The parties to this appeal agree, and we concur, that the statute itself is not specific in defining the operative residence *562date for inclusion within the Class I preference. Nor is any light shed on this issue by the legislative history. See Statement, Senate No. 714 (L. 1976, c. 132). Hence, it appears that the statute is facially both susceptible to the Commission’s interpretation, namely residence as of the examination closing date, and to the city’s interpretation, namely, residence as of the appointment date. For the reasons hereinafter stated, we opt to follow the Commission’s interpretation.

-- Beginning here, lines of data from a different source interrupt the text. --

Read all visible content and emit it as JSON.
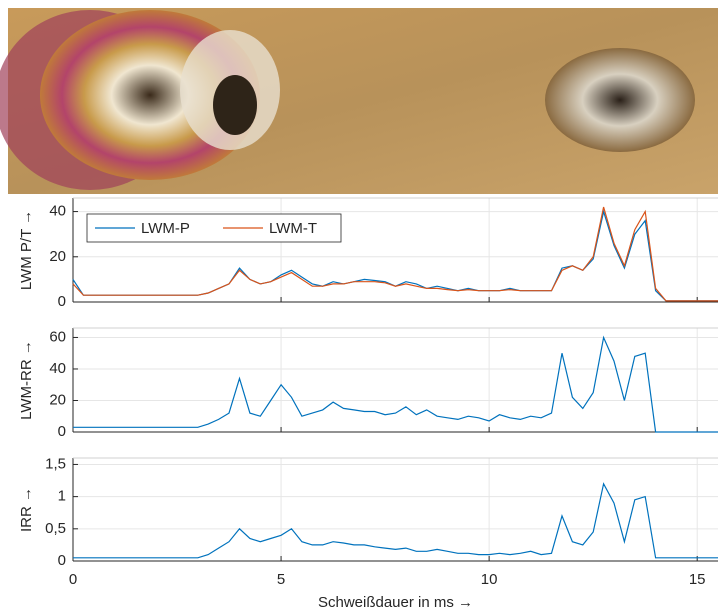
{
  "chart_data": [
    {
      "type": "line",
      "ylabel": "LWM P/T →",
      "x": [
        0,
        0.25,
        0.5,
        0.75,
        1,
        1.25,
        1.5,
        1.75,
        2,
        2.25,
        2.5,
        2.75,
        3,
        3.25,
        3.5,
        3.75,
        4,
        4.25,
        4.5,
        4.75,
        5,
        5.25,
        5.5,
        5.75,
        6,
        6.25,
        6.5,
        6.75,
        7,
        7.25,
        7.5,
        7.75,
        8,
        8.25,
        8.5,
        8.75,
        9,
        9.25,
        9.5,
        9.75,
        10,
        10.25,
        10.5,
        10.75,
        11,
        11.25,
        11.5,
        11.75,
        12,
        12.25,
        12.5,
        12.75,
        13,
        13.25,
        13.5,
        13.75,
        14,
        14.25,
        14.5,
        14.75,
        15,
        15.25,
        15.5
      ],
      "series": [
        {
          "name": "LWM-P",
          "color": "#0072bd",
          "values": [
            10,
            3,
            3,
            3,
            3,
            3,
            3,
            3,
            3,
            3,
            3,
            3,
            3,
            4,
            6,
            8,
            15,
            10,
            8,
            9,
            12,
            14,
            11,
            8,
            7,
            9,
            8,
            9,
            10,
            9.5,
            9,
            7,
            9,
            8,
            6,
            7,
            6,
            5,
            6,
            5,
            5,
            5,
            6,
            5,
            5,
            5,
            5,
            15,
            16,
            14,
            19,
            40,
            25,
            15,
            30,
            36,
            5,
            0.5,
            0.5,
            0.5,
            0.5,
            0.5,
            0.5
          ]
        },
        {
          "name": "LWM-T",
          "color": "#d95319",
          "values": [
            8,
            3,
            3,
            3,
            3,
            3,
            3,
            3,
            3,
            3,
            3,
            3,
            3,
            4,
            6,
            8,
            14,
            10,
            8,
            9,
            11,
            13,
            10,
            7,
            7,
            8,
            8,
            9,
            9,
            9,
            8.5,
            7,
            8,
            7,
            6,
            6,
            5.5,
            5,
            5.5,
            5,
            5,
            5,
            5.5,
            5,
            5,
            5,
            5,
            14,
            16,
            14,
            20,
            42,
            26,
            16,
            32,
            40,
            6,
            0.5,
            0.5,
            0.5,
            0.5,
            0.5,
            0.5
          ]
        }
      ],
      "xlim": [
        0,
        15.5
      ],
      "xticks": [
        0,
        5,
        10,
        15
      ],
      "show_xtick_labels": false,
      "ylim": [
        0,
        46
      ],
      "yticks": [
        0,
        20,
        40
      ],
      "grid": true,
      "legend": "upper left"
    },
    {
      "type": "line",
      "ylabel": "LWM-RR →",
      "x": [
        0,
        0.25,
        0.5,
        0.75,
        1,
        1.25,
        1.5,
        1.75,
        2,
        2.25,
        2.5,
        2.75,
        3,
        3.25,
        3.5,
        3.75,
        4,
        4.25,
        4.5,
        4.75,
        5,
        5.25,
        5.5,
        5.75,
        6,
        6.25,
        6.5,
        6.75,
        7,
        7.25,
        7.5,
        7.75,
        8,
        8.25,
        8.5,
        8.75,
        9,
        9.25,
        9.5,
        9.75,
        10,
        10.25,
        10.5,
        10.75,
        11,
        11.25,
        11.5,
        11.75,
        12,
        12.25,
        12.5,
        12.75,
        13,
        13.25,
        13.5,
        13.75,
        14,
        14.25,
        14.5,
        14.75,
        15,
        15.25,
        15.5
      ],
      "values": [
        3,
        3,
        3,
        3,
        3,
        3,
        3,
        3,
        3,
        3,
        3,
        3,
        3,
        5,
        8,
        12,
        34,
        12,
        10,
        20,
        30,
        22,
        10,
        12,
        14,
        19,
        15,
        14,
        13,
        13,
        11,
        12,
        16,
        11,
        14,
        10,
        9,
        8,
        10,
        9,
        7,
        11,
        9,
        8,
        10,
        9,
        12,
        50,
        22,
        15,
        25,
        60,
        45,
        20,
        48,
        50,
        0,
        0,
        0,
        0,
        0,
        0,
        0
      ],
      "color": "#0072bd",
      "xlim": [
        0,
        15.5
      ],
      "xticks": [
        0,
        5,
        10,
        15
      ],
      "show_xtick_labels": false,
      "ylim": [
        0,
        66
      ],
      "yticks": [
        0,
        20,
        40,
        60
      ],
      "grid": true
    },
    {
      "type": "line",
      "ylabel": "IRR →",
      "xlabel": "Schweißdauer in ms →",
      "x": [
        0,
        0.25,
        0.5,
        0.75,
        1,
        1.25,
        1.5,
        1.75,
        2,
        2.25,
        2.5,
        2.75,
        3,
        3.25,
        3.5,
        3.75,
        4,
        4.25,
        4.5,
        4.75,
        5,
        5.25,
        5.5,
        5.75,
        6,
        6.25,
        6.5,
        6.75,
        7,
        7.25,
        7.5,
        7.75,
        8,
        8.25,
        8.5,
        8.75,
        9,
        9.25,
        9.5,
        9.75,
        10,
        10.25,
        10.5,
        10.75,
        11,
        11.25,
        11.5,
        11.75,
        12,
        12.25,
        12.5,
        12.75,
        13,
        13.25,
        13.5,
        13.75,
        14,
        14.25,
        14.5,
        14.75,
        15,
        15.25,
        15.5
      ],
      "values": [
        0.05,
        0.05,
        0.05,
        0.05,
        0.05,
        0.05,
        0.05,
        0.05,
        0.05,
        0.05,
        0.05,
        0.05,
        0.05,
        0.1,
        0.2,
        0.3,
        0.5,
        0.35,
        0.3,
        0.35,
        0.4,
        0.5,
        0.3,
        0.25,
        0.25,
        0.3,
        0.28,
        0.25,
        0.25,
        0.22,
        0.2,
        0.18,
        0.2,
        0.15,
        0.15,
        0.18,
        0.15,
        0.12,
        0.12,
        0.1,
        0.1,
        0.12,
        0.1,
        0.12,
        0.15,
        0.1,
        0.12,
        0.7,
        0.3,
        0.25,
        0.45,
        1.2,
        0.9,
        0.3,
        0.95,
        1,
        0.05,
        0.05,
        0.05,
        0.05,
        0.05,
        0.05,
        0.05
      ],
      "color": "#0072bd",
      "xlim": [
        0,
        15.5
      ],
      "xticks": [
        0,
        5,
        10,
        15
      ],
      "show_xtick_labels": true,
      "ylim": [
        0,
        1.6
      ],
      "yticks": [
        0,
        {
          "value": 0.5,
          "label": "0,5"
        },
        1,
        {
          "value": 1.5,
          "label": "1,5"
        }
      ],
      "grid": true
    }
  ]
}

At the outset, it is axiomatic that in resolving issues of legislative interpretation it is the court’s obligation to implement the legislative intent as it understands it and that in seeking to determine legislative intent it must give appropriate consideration to the actual verbiage of the enactment, the public policy sought to be advanced thereby and whatever extrinsic aids may be available. See, e. g., New Jersey Builders, Owners & Managers Ass’n v. Blair, 60 N.J. 330, 338-339 (1972). Addressing ourselves, first, to the statutory language, we are impressed by the fact that had the Legislature intended to limit inclusion in the Class I preference to those in residence on the appointment date, it could easily have done so in unambiguous terms. What it chose to do, however, was to construct its preference scheme on the basis of pre-appointment classification of qualified applicants for the position and then to permit the municipality to make its appointments in accordance with the classification of applicants already made. We infer from this scheme that the Legislature intended that the class be fixed as of the date of the making of the classification, thus rendering a subsequent change of residence inconsequential vis-a-vis the right to remain in the class.

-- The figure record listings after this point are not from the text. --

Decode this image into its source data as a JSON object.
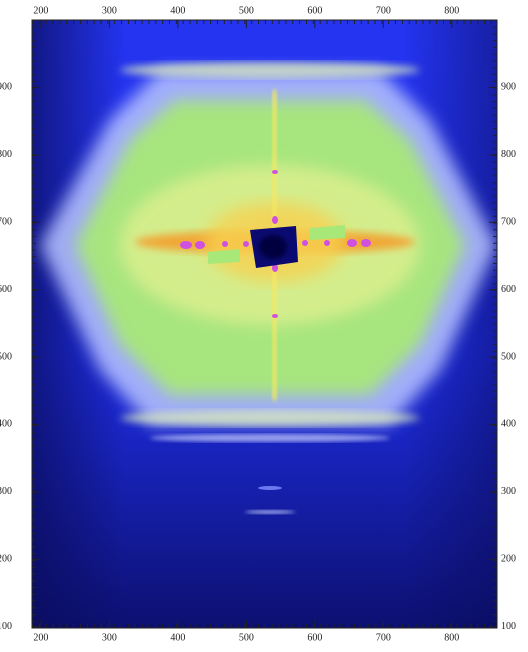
{
  "chart_data": {
    "type": "image",
    "xlim": [
      187,
      866
    ],
    "xticks": [
      200,
      300,
      400,
      500,
      600,
      700,
      800
    ],
    "ylim": [
      98,
      1000
    ],
    "yticks": [
      100,
      200,
      300,
      400,
      500,
      600,
      700,
      800,
      900
    ]
  }
}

It does not appear to us, despite the city’s contrary claim, that this reading of the statute contravenes the legislative purpose of the enactment. The Legislature, as we have noted, has expressly mandated that once a local police officer has been appointed to the police force, he is under no compulsion to remain in residence in the community he serves. What the Legislature *563has thus done is to permit a municipality to give appointment preference to those who have a residential nexus with it before active service as a police officer is commenced. We appreciate the municipal interest in preferring that there be such a nexus. We do not, however, perceive any material difference in respect of that interest whether that nexus is fixed as of the actual appointment date or as of the necessarily earlier date on which the potential appointee has been classified as a duly qualified and resident applicant.

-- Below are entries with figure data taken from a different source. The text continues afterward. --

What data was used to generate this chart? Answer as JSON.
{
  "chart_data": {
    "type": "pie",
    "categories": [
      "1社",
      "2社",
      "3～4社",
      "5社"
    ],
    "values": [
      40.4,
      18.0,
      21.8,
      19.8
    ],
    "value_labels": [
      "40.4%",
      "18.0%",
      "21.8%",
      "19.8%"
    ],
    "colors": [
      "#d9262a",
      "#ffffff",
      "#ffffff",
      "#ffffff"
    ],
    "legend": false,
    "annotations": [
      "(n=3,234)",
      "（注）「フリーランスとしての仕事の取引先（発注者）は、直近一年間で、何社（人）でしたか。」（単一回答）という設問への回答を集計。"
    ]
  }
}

We are, moreover, persuaded that the Commission’s interpretation of the statute, and particularly subsection (c) thereof, above quoted, which is within the Commission’s administrative and enforcement authority, is entitled to considerable deference from us. See, e. g., Peper v. Princeton Univ. Board of Trustees, 77 N.J. 55, 69-70 (1979); In re Saddle River Application, 71 N.J. 14, 24 (1976). As the determinations of both the Director and the Commission make clear, an applicant is regarded by the Department as duly qualified and eligible for Class I preference if he is otherwise qualified and meets the residency requirement for preference as of the date of the closing of the examination. If he sits for the examination as a member of that Class, he will be routinely certified on the list of eligibles if his examination performance otherwise warrants, and his name may not be removed from that list by reason of a subsequent but pre-appointment change of residency.

The Commission clearly views this procedure, which it has derived from its interpretation of the statute, as best calculated to serve the legislative intent, the municipal interest in retaining some degree of pre-service residential nexus and its own interest in a certain, impartial and administratively convenient method of compliance with the responsibilities reposed in it by the statute. We see nothing in the legislative verbiage, history or policy of this statute which would compel us to conclude otherwise.

The determination of the Civil Service Commission is affirmed.